J’ai commencé à me pencher sur DUSK en explorant des projets construits autour d’une infrastructure financière, et un choix de conception ne cessait de me ramener : il ne traite pas chaque transaction comme ayant besoin du même niveau de visibilité.

DUSK sépare les flux de transactions publiques et ceux protégés, tout en permettant de divulguer l’information de manière sélective lorsqu’une partie donnée a besoin de preuves.

Cela ressemble à une décision d’architecture relativement mineure jusqu’à ce qu’on réfléchisse à la manière dont fonctionnent réellement les marchés financiers.

Une entreprise peut avoir besoin de prouver qu’un transfert est légitime sans révéler l’intégralité de sa position. Un investisseur peut devoir satisfaire une règle d’éligibilité sans publier chaque détail de son identité. Un régulateur peut avoir besoin d’une piste d’audit sans transformer chaque relation commerciale en données publiques.

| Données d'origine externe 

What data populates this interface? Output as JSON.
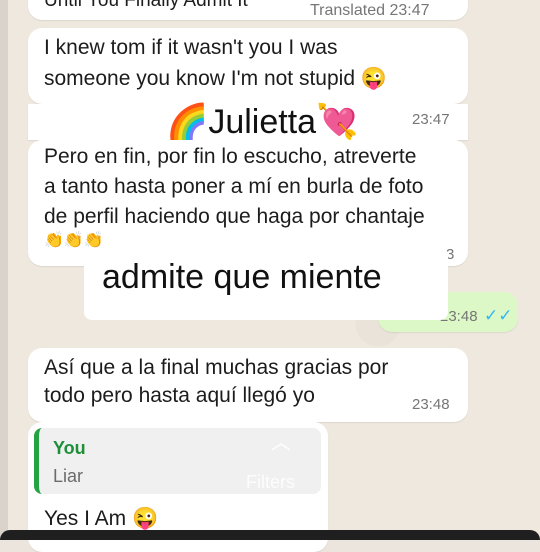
{
  "top_partial": {
    "text": "Until You Finally Admit It",
    "translated": "Translated",
    "time": "23:47"
  },
  "msg1": {
    "text_line1": "I knew tom if it wasn't you I was",
    "text_line2": "someone you know I'm not stupid",
    "emoji": "😜",
    "time": "23:47"
  },
  "sender_overlay": {
    "emoji_left": "🌈",
    "name": "Julietta",
    "emoji_right": "💘"
  },
  "msg2": {
    "line1": "Pero en fin, por fin lo escucho, atreverte",
    "line2": "a tanto hasta poner a mí en burla de foto",
    "line3": "de perfil haciendo que haga por chantaje",
    "emoji_row": "👏👏👏",
    "time_partial": "3"
  },
  "caption": {
    "text": "admite que miente"
  },
  "outgoing": {
    "time": "23:48",
    "ticks": "✓✓"
  },
  "msg3": {
    "line1": "Así que a la final muchas gracias por",
    "line2": "todo pero hasta aquí llegó yo",
    "time": "23:48"
  },
  "reply": {
    "name": "You",
    "text": "Liar",
    "chevron": "︿"
  },
  "watermark": {
    "text": "Filters"
  },
  "msg4": {
    "text": "Yes I Am",
    "emoji": "😜"
  },
  "colors": {
    "incoming": "#ffffff",
    "outgoing": "#dcf8c6",
    "read_ticks": "#34b7f1",
    "reply_accent": "#25a244"
  }
}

Ce qui m’intéresse, c’est l’hypothèse de fond remise en question : la vérification ne nécessite pas forcément de la visibilité.

En recherchant DUSK, je me suis surpris à me demander à quelle fréquence les systèmes blockchain confondent « n’importe qui peut inspecter ceci » avec « ceci peut être vérifié indépendamment ». Ces idées se recoupent, mais elles ne sont pas identiques.

La question de conception la plus utile n’est peut-être pas de savoir si un réseau doit être transparent ou privé. Elle consiste plutôt à déterminer si la visibilité peut devenir conditionnelle, intentionnelle et réversible selon la personne qui a réellement besoin de l’information.

Cette distinction me paraît de plus en plus importante à mesure que la blockchain se rapproche de systèmes financiers où la confidentialité n’est plus une option.